My most and least favourite system that I have ever had to administer involved an embedded copy of OpenOffice.org (originally a Solaris SPARC binary of 3.1, later the Ubuntu 10.04 package of 3.2), started from a cgi-bin Perl script as needed, to convert MS Word .doc files to PDFs.
This is because MS Word .doc is such an utter shower (specification PDF, 563 pages) that it takes something approximately the size and complexity of MS Office to deal with it. And OOo is certainly that.
(We thankfully talked them out of making us install embedded MS Office instead, by offering to charge them the cost of a Windows sysadmin to run it. Never say no!)
The .doc files were end users’ edited versions of deeply defective source .rtf files generated from XML and XSLT by Apache FrontOffice, that wouldn’t open properly in anything else but MS Word.

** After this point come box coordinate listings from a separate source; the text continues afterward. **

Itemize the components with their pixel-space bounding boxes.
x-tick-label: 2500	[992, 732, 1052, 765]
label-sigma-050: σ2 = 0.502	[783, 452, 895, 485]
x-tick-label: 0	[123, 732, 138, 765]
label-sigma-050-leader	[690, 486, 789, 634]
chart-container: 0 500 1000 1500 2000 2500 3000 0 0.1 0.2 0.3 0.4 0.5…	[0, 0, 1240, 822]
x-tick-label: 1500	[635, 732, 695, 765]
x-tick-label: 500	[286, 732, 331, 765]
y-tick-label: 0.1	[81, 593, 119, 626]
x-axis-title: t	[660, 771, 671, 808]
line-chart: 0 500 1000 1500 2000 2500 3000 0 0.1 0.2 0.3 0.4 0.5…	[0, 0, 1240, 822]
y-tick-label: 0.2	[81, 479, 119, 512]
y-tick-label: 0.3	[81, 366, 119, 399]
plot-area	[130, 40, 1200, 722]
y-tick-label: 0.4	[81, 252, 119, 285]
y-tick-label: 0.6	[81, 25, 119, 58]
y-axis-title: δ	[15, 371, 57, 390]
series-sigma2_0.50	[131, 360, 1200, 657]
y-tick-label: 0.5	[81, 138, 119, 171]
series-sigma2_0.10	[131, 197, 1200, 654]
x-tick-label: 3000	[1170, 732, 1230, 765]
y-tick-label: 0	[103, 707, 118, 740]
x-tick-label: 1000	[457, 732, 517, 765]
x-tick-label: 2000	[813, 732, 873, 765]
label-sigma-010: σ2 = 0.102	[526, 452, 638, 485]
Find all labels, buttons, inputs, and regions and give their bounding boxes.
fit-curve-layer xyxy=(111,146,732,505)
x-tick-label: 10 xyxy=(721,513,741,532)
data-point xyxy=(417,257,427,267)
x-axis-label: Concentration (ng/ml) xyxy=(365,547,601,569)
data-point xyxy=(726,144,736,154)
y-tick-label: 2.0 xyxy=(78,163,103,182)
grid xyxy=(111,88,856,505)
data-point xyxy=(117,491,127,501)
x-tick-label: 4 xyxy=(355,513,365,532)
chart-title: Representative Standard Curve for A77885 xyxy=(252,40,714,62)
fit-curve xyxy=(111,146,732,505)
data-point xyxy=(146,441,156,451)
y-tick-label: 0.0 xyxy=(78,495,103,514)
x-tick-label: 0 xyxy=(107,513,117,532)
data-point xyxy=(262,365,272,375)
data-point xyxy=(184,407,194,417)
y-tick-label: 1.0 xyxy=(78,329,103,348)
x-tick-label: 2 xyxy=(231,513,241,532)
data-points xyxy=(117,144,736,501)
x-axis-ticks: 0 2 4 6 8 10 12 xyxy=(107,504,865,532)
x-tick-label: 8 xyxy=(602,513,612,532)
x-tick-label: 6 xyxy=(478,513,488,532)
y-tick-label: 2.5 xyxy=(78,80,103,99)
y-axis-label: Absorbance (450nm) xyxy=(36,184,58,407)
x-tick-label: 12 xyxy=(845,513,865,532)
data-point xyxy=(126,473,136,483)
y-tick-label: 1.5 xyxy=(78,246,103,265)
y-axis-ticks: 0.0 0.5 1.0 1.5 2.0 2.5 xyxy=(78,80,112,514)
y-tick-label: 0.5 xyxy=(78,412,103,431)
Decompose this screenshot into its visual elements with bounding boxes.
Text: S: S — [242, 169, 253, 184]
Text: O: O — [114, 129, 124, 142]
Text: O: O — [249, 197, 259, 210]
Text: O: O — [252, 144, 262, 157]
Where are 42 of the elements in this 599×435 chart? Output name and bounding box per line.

I wish I still had some, they’d be great bug fodder to submit to LibreOffice.
Even though this system was released in 2009, it never did manage to cope with MS Word 2007 .docx files.
It also kept said .doc files in a Subversion repo. Which was not operated using svn binaries, but twiddled by the relevant Java libs.

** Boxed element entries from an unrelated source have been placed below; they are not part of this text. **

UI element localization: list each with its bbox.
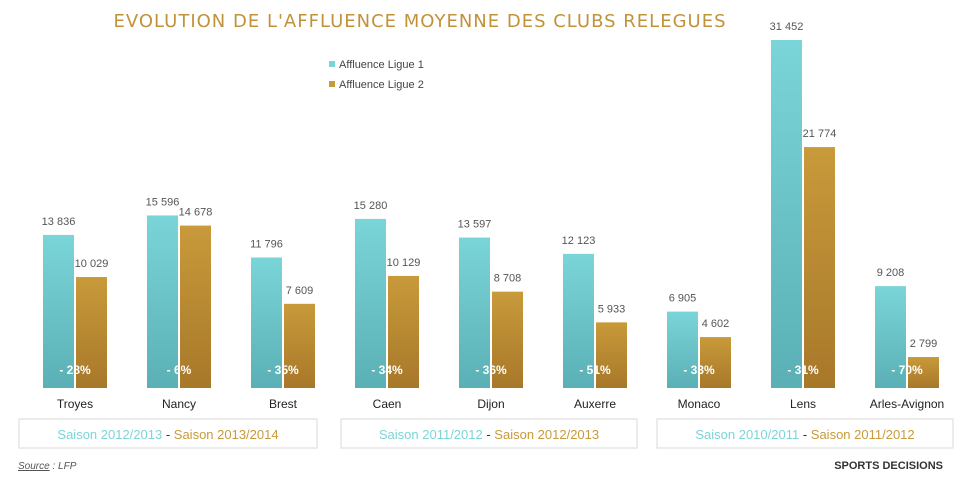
value-label-ligue2-5: 5 933 (598, 303, 626, 315)
season-ligue2-2: Saison 2011/2012 (811, 427, 915, 442)
change-label-2: - 35% (267, 363, 299, 377)
season-label-1: Saison 2011/2012 - Saison 2012/2013 (379, 427, 599, 442)
season-label-2: Saison 2010/2011 - Saison 2011/2012 (695, 427, 914, 442)
category-label-6: Monaco (678, 397, 721, 411)
bar-ligue2-1 (180, 225, 211, 388)
bar-ligue1-8 (875, 286, 906, 388)
bar-ligue1-2 (251, 257, 282, 388)
category-label-7: Lens (790, 397, 816, 411)
value-label-ligue1-3: 15 280 (354, 200, 388, 212)
bars-group (43, 40, 939, 388)
source-label: Source (18, 461, 50, 472)
value-label-ligue1-7: 31 452 (770, 21, 804, 33)
season-box-0 (18, 418, 318, 449)
season-ligue2-0: Saison 2013/2014 (174, 427, 279, 442)
bar-ligue2-2 (284, 303, 315, 388)
value-label-ligue1-4: 13 597 (458, 219, 492, 231)
change-label-0: - 28% (59, 363, 91, 377)
bar-ligue2-8 (908, 357, 939, 388)
value-label-ligue1-5: 12 123 (562, 235, 596, 247)
category-label-0: Troyes (57, 397, 93, 411)
value-label-ligue2-8: 2 799 (910, 338, 938, 350)
legend: Affluence Ligue 1 Affluence Ligue 2 (329, 59, 424, 91)
chart-title: EVOLUTION DE L'AFFLUENCE MOYENNE DES CLU… (113, 11, 726, 32)
season-box-1 (340, 418, 638, 449)
value-label-ligue2-2: 7 609 (286, 285, 314, 297)
season-ligue1-2: Saison 2010/2011 (695, 427, 799, 442)
bar-ligue1-0 (43, 234, 74, 388)
legend-label-ligue2: Affluence Ligue 2 (339, 79, 424, 91)
value-label-ligue1-8: 9 208 (877, 267, 905, 279)
bar-ligue1-4 (459, 237, 490, 388)
bar-ligue1-6 (667, 311, 698, 388)
season-box-2 (656, 418, 954, 449)
season-label-0: Saison 2012/2013 - Saison 2013/2014 (57, 427, 278, 442)
value-label-ligue2-6: 4 602 (702, 318, 730, 330)
season-ligue2-1: Saison 2012/2013 (494, 427, 599, 442)
bar-ligue2-6 (700, 337, 731, 388)
season-ligue1-0: Saison 2012/2013 (57, 427, 162, 442)
legend-swatch-ligue2 (329, 81, 335, 87)
value-label-ligue2-7: 21 774 (803, 128, 837, 140)
bar-ligue1-7 (771, 40, 802, 388)
season-sep-1: - (483, 427, 495, 442)
source-note: Source : LFP (18, 461, 77, 472)
season-sep-0: - (162, 427, 174, 442)
change-label-3: - 34% (371, 363, 403, 377)
value-label-ligue1-2: 11 796 (250, 238, 283, 250)
legend-swatch-ligue1 (329, 61, 335, 67)
legend-label-ligue1: Affluence Ligue 1 (339, 59, 424, 71)
change-label-8: - 70% (891, 363, 923, 377)
bar-ligue1-3 (355, 218, 386, 388)
seasons-group: Saison 2012/2013 - Saison 2013/2014 Saiso… (18, 418, 954, 449)
bar-ligue2-3 (388, 275, 419, 388)
change-label-7: - 31% (787, 363, 819, 377)
value-label-ligue1-0: 13 836 (42, 216, 76, 228)
change-label-1: - 6% (167, 363, 192, 377)
bar-ligue2-5 (596, 322, 627, 388)
value-label-ligue2-0: 10 029 (75, 258, 109, 270)
value-label-ligue2-3: 10 129 (387, 257, 421, 269)
change-label-5: - 51% (579, 363, 611, 377)
change-label-4: - 36% (475, 363, 507, 377)
category-label-1: Nancy (162, 397, 196, 411)
category-label-2: Brest (269, 397, 298, 411)
value-label-ligue2-4: 8 708 (494, 273, 522, 285)
change-label-6: - 33% (683, 363, 715, 377)
value-label-ligue1-1: 15 596 (146, 196, 180, 208)
bar-ligue2-7 (804, 147, 835, 388)
category-label-3: Caen (373, 397, 402, 411)
bar-ligue1-5 (563, 253, 594, 388)
value-label-ligue1-6: 6 905 (669, 293, 697, 305)
category-label-4: Dijon (477, 397, 504, 411)
bar-ligue2-4 (492, 291, 523, 388)
bar-ligue2-0 (76, 277, 107, 388)
category-label-5: Auxerre (574, 397, 616, 411)
bar-ligue1-1 (147, 215, 178, 388)
brand-logo: SPORTS DECISIONS (834, 460, 943, 472)
season-ligue1-1: Saison 2011/2012 (379, 427, 483, 442)
value-label-ligue2-1: 14 678 (179, 207, 213, 219)
source-value: : LFP (50, 461, 77, 472)
category-label-8: Arles-Avignon (870, 397, 944, 411)
season-sep-2: - (799, 427, 811, 442)
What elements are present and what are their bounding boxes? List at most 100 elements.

The cgi-bin Perl script was because the “generate PDF” functionality required a process fork, which hit a bug in Solaris SPARC Java 5 and 6 that tried to make a copy of the entire Tomcat process in physical RAM, which of course ran out of memory and failed. OOo won’t run if the user’s home directory isn’t writable, so on Ubuntu this required “sudo chown www-data /var/www“. Thankfully we weren’t using that as the webroot.
When I asked the (very good) senior developer about these design decisions, the pained expression on his face as he detailed why all these terrible ideas were the least-worst options was quite exquisite.
The purpose of a specification is to nail down the vague hopes and dreams of the business unit that’s just seen a fat, juicy market opportunity. In this case, they wanted a magical flying unicorn pony that ejaculated rainbows. The spec went into quite some detail about the desired properties of the wing feathers.
What they ended up with, of course, was a retired seaside donkey that had been tarred and feathered, a cornetto stuck on its head and fed food colouring and laxatives.
One part of the original specification of the system was to take updated versions of the source .rtf files and merge them with the user’s free-form .doc files such that the end users’ annotations would be preserved and stay correct. That is, the spec implicitly required the implementation of strong artificial intelligence. We told them that bit would have to be implemented later.
I quite delighted in deleting all traces of that system personally when, after five years’ soaking up money for two institutional customers ever, it was finally decommissioned.